Although California has a long-standing prohibition on noncompetition agreements, as codified in Business and Professions Code Section 16600, courts have historically allowed such agreements where necessary to protect an employer's trade secrets. A recent California appellate decision, however, has called into question the continuing validity of the so-called "trade secrets" exception. In Dowell v. Pacesetter, Inc., the court refused to recognize an employer's overly broad non-compete and non-solicitation covenants and further expressed doubt as to whether any non-compete covenant, no matter how narrowly tethered to the protection of trade secrets and confidential information, could be enforceable under California law.
The agreement in dispute in Dowell prohibited employees, for 18 months after leaving the employer, from using the employer's "confidential information" to compete against the employer and from soliciting any customer with whom the employees had contact in the year before termination. When several employees left to join a competitor, the new (hiring) employer filed a lawsuit against the former employer seeking a court declaration that the covenants were unenforceable. In response, the former employer argued that the restrictions were valid because they were narrowly tailored to protect trade secrets and confidential information.
The California Court of Appeal affirmed the trial court's ruling that the restrictions were void as a matter of law. In responding to the defendant's argument that a "trade secret exception" applied to the covenants, the court expressed doubt about the "continued viability of the common law trade secret exception to covenants not to compete." However, the court did not resolve the issue because it determined that the covenants in question were not limited to trade secret protection and thus were too broad to be enforceable.

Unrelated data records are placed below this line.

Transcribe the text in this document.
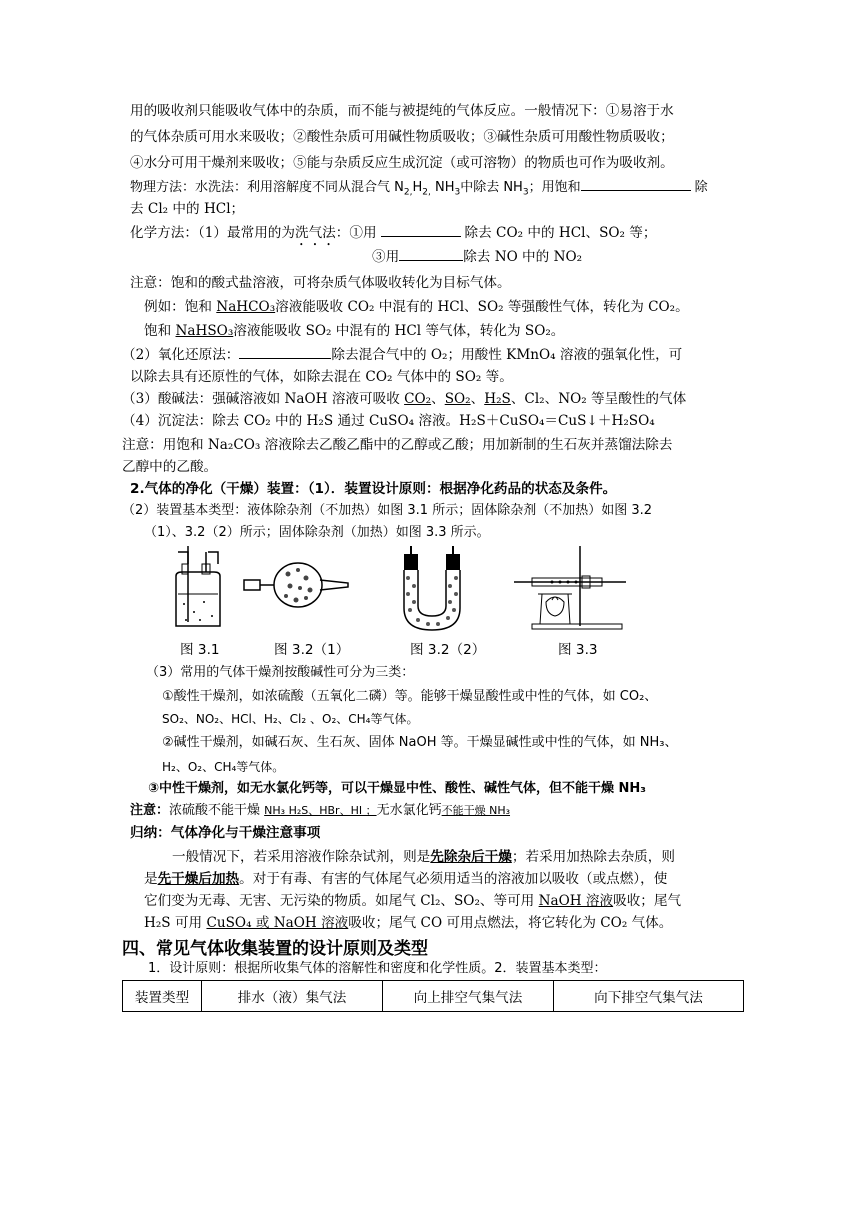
用的吸收剂只能吸收气体中的杂质，而不能与被提纯的气体反应。一般情况下：①易溶于水
的气体杂质可用水来吸收；②酸性杂质可用碱性物质吸收；③碱性杂质可用酸性物质吸收；
④水分可用干燥剂来吸收；⑤能与杂质反应生成沉淀（或可溶物）的物质也可作为吸收剂。
物理方法：水洗法：利用溶解度不同从混合气 $N_{2,}H_{2,}$ $NH_3$中除去 $NH_3$；用饱和	除
去 Cl₂ 中的 HCl；
化学方法：（1）最常用的为洗气法：①用	除去 CO₂ 中的 HCl、SO₂ 等；
③用	除去 NO 中的 NO₂
注意：饱和的酸式盐溶液，可将杂质气体吸收转化为目标气体。
例如：饱和 NaHCO₃溶液能吸收 CO₂ 中混有的 HCl、SO₂ 等强酸性气体，转化为 CO₂。
饱和 NaHSO₃溶液能吸收 SO₂ 中混有的 HCl 等气体，转化为 SO₂。
（2）氧化还原法：	除去混合气中的 O₂；用酸性 KMnO₄ 溶液的强氧化性，可
以除去具有还原性的气体，如除去混在 CO₂ 气体中的 SO₂ 等。
（3）酸碱法：强碱溶液如 NaOH 溶液可吸收 CO₂、SO₂、H₂S、Cl₂、NO₂ 等呈酸性的气体
（4）沉淀法：除去 CO₂ 中的 H₂S 通过 CuSO₄ 溶液。H₂S＋CuSO₄＝CuS↓＋H₂SO₄
注意：用饱和 Na₂CO₃ 溶液除去乙酸乙酯中的乙醇或乙酸；用加新制的生石灰并蒸馏法除去
乙醇中的乙酸。
2.气体的净化（干燥）装置：（1）．装置设计原则：根据净化药品的状态及条件。
（2）装置基本类型：液体除杂剂（不加热）如图 3.1 所示；固体除杂剂（不加热）如图 3.2
（1）、3.2（2）所示；固体除杂剂（加热）如图 3.3 所示。
图 3.1	图 3.2（1）	图 3.2（2）	图 3.3
（3）常用的气体干燥剂按酸碱性可分为三类：
①酸性干燥剂，如浓硫酸（五氧化二磷）等。能够干燥显酸性或中性的气体，如 CO₂、
SO₂、NO₂、HCl、H₂、Cl₂ 、O₂、CH₄等气体。
②碱性干燥剂，如碱石灰、生石灰、固体 NaOH 等。干燥显碱性或中性的气体，如 NH₃、
H₂、O₂、CH₄等气体。
③中性干燥剂，如无水氯化钙等，可以干燥显中性、酸性、碱性气体，但不能干燥 NH₃
注意：浓硫酸不能干燥 NH₃ H₂S、HBr、HI ；无水氯化钙不能干燥 NH₃
归纳：气体净化与干燥注意事项
一般情况下，若采用溶液作除杂试剂，则是先除杂后干燥；若采用加热除去杂质，则
是先干燥后加热。对于有毒、有害的气体尾气必须用适当的溶液加以吸收（或点燃），使
它们变为无毒、无害、无污染的物质。如尾气 Cl₂、SO₂、等可用 NaOH 溶液吸收；尾气
H₂S 可用 CuSO₄ 或 NaOH 溶液吸收；尾气 CO 可用点燃法，将它转化为 CO₂ 气体。
四、常见气体收集装置的设计原则及类型
1．设计原则：根据所收集气体的溶解性和密度和化学性质。2．装置基本类型：
装置类型	排水（液）集气法	向上排空气集气法	向下排空气集气法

The court also affirmed the trial court's determination that the defendant's use of the unenforceable non-compete restrictions violated California's unfair competition law.
In light of the Dowell decision, California employers who wish to utilize non-compete restrictions to protect against trade secret misappropriation should ensure that the restrictions are appropriately tailored to cover the protection of trade secrets; any restrictions which impose broader restrictions may subject employers to liability under California's unfair competition laws.